Gender bias has a significant negative impact on the medical diagnosis and healthcare quality. It can result in significant diagnostic delays, as well as misdiagnosis, and even death. Women and other marginalized genders are disproportionately affected by gender bias. It, however, has a negative impact on everyone and contributes to global health inequity.
According to a new study, network science can be used to eliminate race and gender bias in clinical settings. The findings suggest that managing clinician peer networks is an effective new way to ensure safer, more equitable health care for women and minorities.

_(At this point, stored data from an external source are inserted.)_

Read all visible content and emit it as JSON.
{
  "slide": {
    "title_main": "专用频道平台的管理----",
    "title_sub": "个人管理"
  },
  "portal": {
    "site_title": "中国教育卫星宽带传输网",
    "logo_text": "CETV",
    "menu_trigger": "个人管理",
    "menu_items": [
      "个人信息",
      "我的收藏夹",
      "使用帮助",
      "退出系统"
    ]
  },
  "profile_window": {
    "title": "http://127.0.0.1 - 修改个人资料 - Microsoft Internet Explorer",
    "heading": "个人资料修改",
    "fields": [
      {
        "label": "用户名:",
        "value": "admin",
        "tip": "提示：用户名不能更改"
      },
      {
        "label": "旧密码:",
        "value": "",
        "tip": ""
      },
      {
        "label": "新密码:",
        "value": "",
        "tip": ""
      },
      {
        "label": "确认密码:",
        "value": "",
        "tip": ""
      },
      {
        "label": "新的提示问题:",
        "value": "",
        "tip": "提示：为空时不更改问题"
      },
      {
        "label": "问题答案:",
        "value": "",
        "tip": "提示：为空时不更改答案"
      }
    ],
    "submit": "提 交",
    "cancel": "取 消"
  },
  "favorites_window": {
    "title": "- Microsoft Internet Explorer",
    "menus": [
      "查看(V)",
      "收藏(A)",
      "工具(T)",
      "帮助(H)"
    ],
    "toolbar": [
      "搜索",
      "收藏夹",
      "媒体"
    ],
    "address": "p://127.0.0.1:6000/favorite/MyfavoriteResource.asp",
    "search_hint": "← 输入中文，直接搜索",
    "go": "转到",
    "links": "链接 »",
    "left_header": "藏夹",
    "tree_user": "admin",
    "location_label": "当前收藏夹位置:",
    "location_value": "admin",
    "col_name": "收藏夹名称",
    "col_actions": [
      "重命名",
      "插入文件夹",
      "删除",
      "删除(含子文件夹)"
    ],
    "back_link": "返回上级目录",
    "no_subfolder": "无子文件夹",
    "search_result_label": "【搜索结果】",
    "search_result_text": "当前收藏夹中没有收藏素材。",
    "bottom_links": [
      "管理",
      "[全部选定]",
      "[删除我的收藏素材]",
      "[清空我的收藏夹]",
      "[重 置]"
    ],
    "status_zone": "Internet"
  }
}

A study from the University of Pennsylvania published today in Nature Communications provides compelling evidence that network science can be used to eliminate race and gender bias in clinical settings. The study, led by Professor Damon Centola of the Annenberg School for Communication and the School of Engineering and Applied Science, proposes a novel approach to ensuring safer, more equitable health care for women and minorities by managing clinician peer networks.
Using an experimental design, researchers demonstrated that clinicians who initially displayed significant race and gender bias in their treatment of a clinical case could be persuaded to change their clinical recommendations to be bias-free.
We discovered that by changing the structure of clinicians’ information-sharing networks, we could change doctors’ biased perceptions of their patient’s clinical information. To put it simply, doctors tend to think differently in networks than they do alone.
Professor Damon Centola
“We discovered that by changing the structure of clinicians’ information-sharing networks, we could change doctors’ biased perceptions of their patient’s clinical information,” says Centola, who also directs the Annenberg School’s Network Dynamics Group and is a Senior Fellow of Health Economics at the Leonard Davis Institute. “To put it simply, doctors tend to think differently in networks than they do alone.”
The researchers asked 840 clinicians to watch a video of a patient giving a clinical history detailing risk factors for heart disease as part of the experiment. The patient was portrayed by a white male actor for half of the clinicians and a black female actor for the other half. Aside from that, the videos were identical.
Based on the patient’s information, clinicians chose one of four treatment recommendations: an unsafe option, an under-treatment option, the correct guideline-recommended option, or an over-treatment option. According to preliminary findings, a black female patient was 49 percent more likely than a white male patient to be discharged. The white male patient, on the other hand, was 78% more likely than the Black female patient to be referred to the emergency department. The findings confirmed a well-documented fact about American health care: widespread racial and gender bias in medicine.
To mitigate these effects, the clinicians were divided into two groups: experimental and control. The control groups watched the video alone, with no input from other participants, and had the opportunity to revise their recommendations. The medical bias in the control groups remained unchanged. In the experimental condition, the clinicians were linked into large, anonymous peer networks with 40 other clinicians. Each participant was able to see the evaluations made by their network peers and had the option to change their recommendations.
The peer network effects were astounding. Not only did the networks improve clinical accuracy, but they also removed treatment disparities from clinicians’ recommendations, resulting in white male and black female patients receiving guideline-recommended care at the same rate.
“We often think of doctors making rational decisions based on medical evidence,” Centola says, “but medical bias is frequently rooted in professional norms.” Changing the networks of clinicians can alter these norms, resulting in higher-quality treatment recommendations for minority patients.”
Surprisingly, the findings also revealed that the network approach to bias reduction improved overall care quality. Researchers discovered that the rate of over-treatment – such as recommending an unnecessary, invasive procedure – increased for both patients in the control groups, but decreased significantly for both patients in the experimental groups.
The increasing use of telemedicine and online clinical support networks presents a promising opportunity for new information-sharing technologies to aid clinical decision-making. This network-based approach to eliminating bias could be used in other medical settings where there are known to be significant racial and gender disparities, such as childbirth and acute pain management, as well as mental health and urgent care decisions for COVID-19-related illness.
“The future of medicine is using network technologies to improve health care,” Centola says. “Our next step will be to collaborate with hospital systems across the country to implement effective peer-networking programs.”